Первый сеанс семейного общения взяла на себя маменька, которая, как только представилась возможность, увела меня в гостиную. Мы сели между двумя раскрашенными Вседержителями (в свое время ее никаким макаром было не убедить, что Вседержителей надо выставлять только поодиночке), и я расположился мирно выслушать рассказ маменьки о событиях дня. В результате выяснилось, что смиренная супруга и мать стала жертвой тройного заговора, в котором участвовали: нетерпимый и упрямый супруг, наглая и упрямая кухарка и бесчувственные и упрямые сыновья, особенно старший. The First, который наглядно проявил свою бесчувственность, упрямо не звоня ей по телефону. После того как маменька закончила свое красочное повествование, я решил, что пришло время кое-что разузнать самому.
– Мама, ты давно разговаривала с неким Робельядесом?
– М-м-м, да нет.
– Никто не звонил, не спрашивал Себастьяна?
– Не знаю… Твой отец-параноик часами сидит в библиотеке и сам отвечает на все звонки. Видишь огонек? И так весь день.

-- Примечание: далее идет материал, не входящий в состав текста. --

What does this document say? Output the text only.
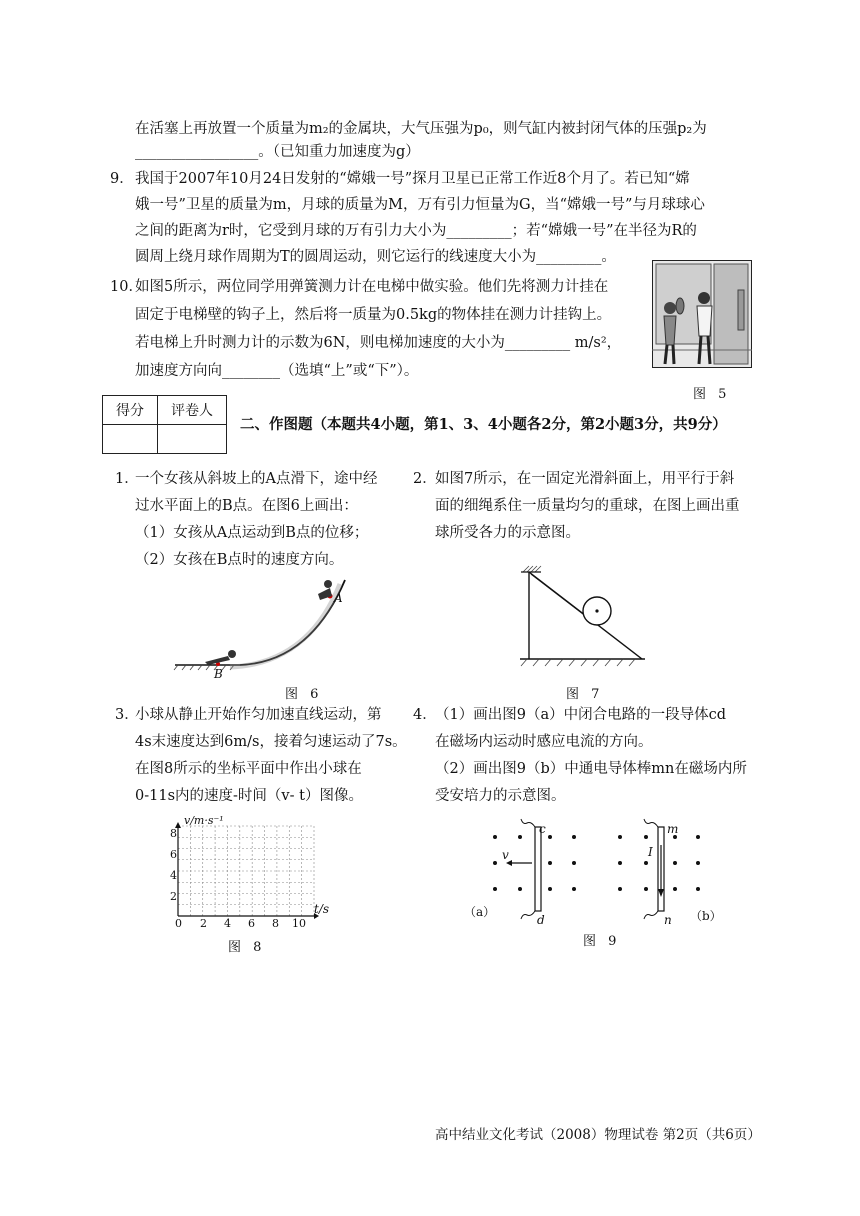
在活塞上再放置一个质量为m₂的金属块，大气压强为p₀，则气缸内被封闭气体的压强p₂为
_________________。（已知重力加速度为g）
9． 我国于2007年10月24日发射的“嫦娥一号”探月卫星已正常工作近8个月了。若已知“嫦
娥一号”卫星的质量为m，月球的质量为M，万有引力恒量为G，当“嫦娥一号”与月球球心
之间的距离为r时，它受到月球的万有引力大小为_________；若“嫦娥一号”在半径为R的
圆周上绕月球作周期为T的圆周运动，则它运行的线速度大小为_________。
10．
如图5所示，两位同学用弹簧测力计在电梯中做实验。他们先将测力计挂在
固定于电梯壁的钩子上，然后将一质量为0.5kg的物体挂在测力计挂钩上。
若电梯上升时测力计的示数为6N，则电梯加速度的大小为_________ m/s²，
加速度方向向________（选填“上”或“下”）。
图 5
得分	评卷人

二、作图题（本题共4小题，第1、3、4小题各2分，第2小题3分，共9分）
1．
一个女孩从斜坡上的A点滑下，途中经
过水平面上的B点。在图6上画出：
（1）女孩从A点运动到B点的位移；
（2）女孩在B点时的速度方向。
A
B
图 6
2．
如图7所示，在一固定光滑斜面上，用平行于斜
面的细绳系住一质量均匀的重球，在图上画出重
球所受各力的示意图。
图 7
3．
小球从静止开始作匀加速直线运动，第
4s末速度达到6m/s，接着匀速运动了7s。
在图8所示的坐标平面中作出小球在
0-11s内的速度-时间（v- t）图像。
v/m·s⁻¹
t/s
8
6
4
2
0 2 4 6 8 10
图 8
4．
（1）画出图9（a）中闭合电路的一段导体cd
在磁场内运动时感应电流的方向。
（2）画出图9（b）中通电导体棒mn在磁场内所
受安培力的示意图。
c
d
v
m
n
I
（a）	（b）
图 9
高中结业文化考试（2008）物理试卷 第2页（共6页）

Она указала на стоявший на столике телефон, имея в виду лампочку, загоравшуюся при звонках, ну, скажем, по общественной линии.
– И ты никому не рассказывала про случай с Ибаррой, про который я упоминал?… Про того невоспитанного господина, по чьей вине все это творится?
– Никому. Только Гонсалито и госпоже Митжанс. Ну, может, еще кое-кому из подруг. Но твоему отцу я не сказала ни слова, поверь мне. А, да, теперь припоминаю, что звонил какой-то странный господин и спрашивал твоего брата…
– В каком смысле странный?
– Не знаю, сынок, странный, и все тут. Он все время повторял какое-то словечко… не помню точно, но это раздражало меня больше всего. Он спросил Хуана Себастьяна, и я ответила, что он в поездке, на севере.
– В поездке на севере, и больше ничего? Ты не упоминала про Ибарру?
– Про кого?
– Мама, пожалуйста, про Ибарру, этого невоспитанного господина?
– Как ты хочешь, чтобы я про него упоминала, если мне даже никак не запомнить его имя?
Так и есть. Теперь можно было не сомневаться, что та часть отчета Робельядеса, где говорилось про Ибарру, исходила от маменьки. Я предпочел оставить эту тему в покое, не хватало только вывести ее из себя, чтобы мне пришлось выдумывать новые небылицы.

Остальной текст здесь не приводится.